In 2022, LLTK and the Nisqually Tribe began catching adult herring in the Nisqually Reach to determine their ages, sexes, and reproductive maturity, hoping to find mature herring that may be spawning nearby. Genetic analysis of these adult herring will help us learn more about herring populations in South Sound.

Guiding Steelhead Toward Survival

The Problem

Steelhead migrating out to the Salish Sea have a very low survival rate. Up to 50% of juvenile steelhead that make it to the Hood Canal Bridge do not survive past it. The fish swim near the surface, where the bridge pontoons create an obstruction, increasing fish densities and making the steelhead more vulnerable to predators.

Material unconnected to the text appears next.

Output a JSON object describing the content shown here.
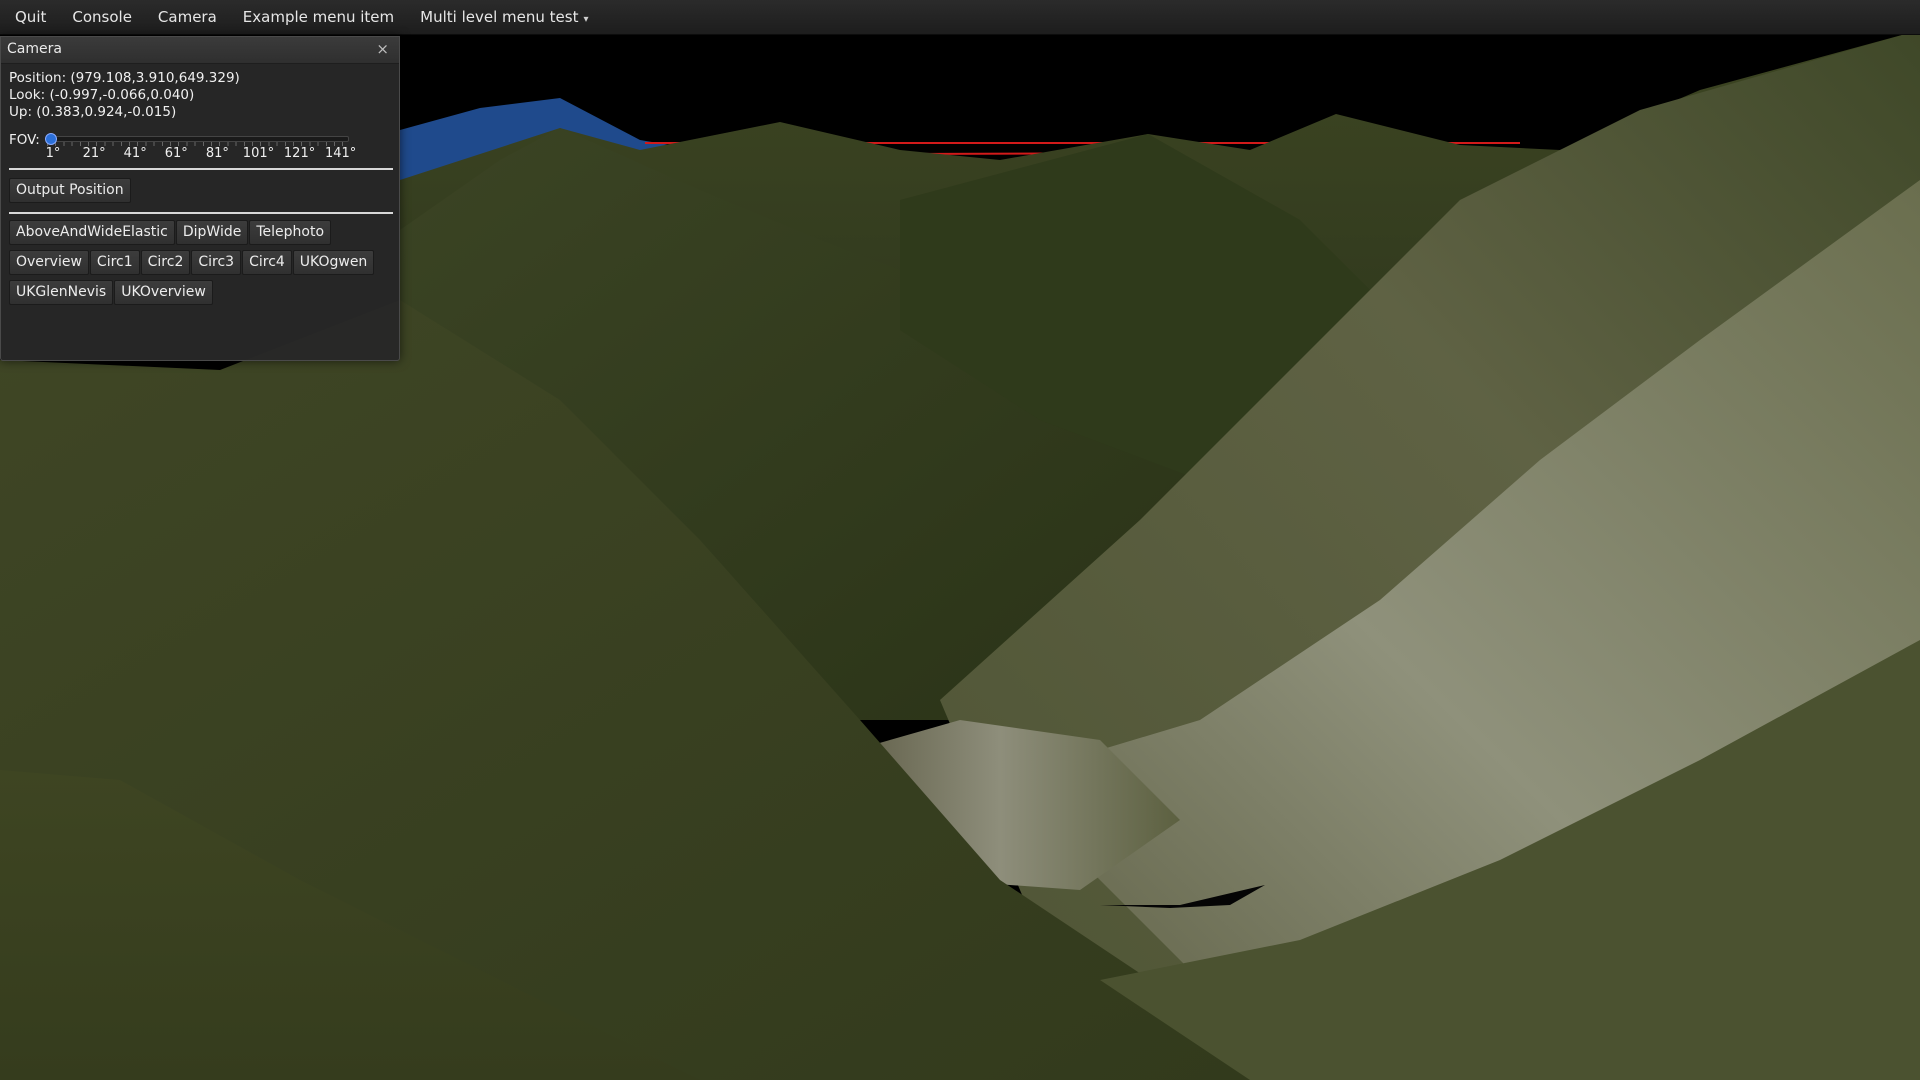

These fish can take a day or two to find their way past the bridge, when normally they take just a few hours to travel a similar distance through open reaches of the canal. Light, shade, and noise from the bridge may lend an advantage to predators but do not appear to directly contribute to fish mortality. Furthermore, certain portions of the bridge appear to collect plankton, encouraging hungry Chinook, chum, and forage fish to linger at the bridge, which could increase their susceptibility to predation.

Water quality modeling also shows that the bridge impacts temperature, salinity, and currents down to ~65 feet below the water surface and up to 3 miles away from the bridge. This dual threat to fish and their ecosystem may be limiting the effectiveness of millions of dollars already spent recovering steelhead, salmon, and their habitat in Hood Canal.

The Solution

Long Live the Kings, in partnership with the Hood Canal Coordinating Council, Tribes, and state and federal agencies, is working to address high steelhead mortality at this floating bridge.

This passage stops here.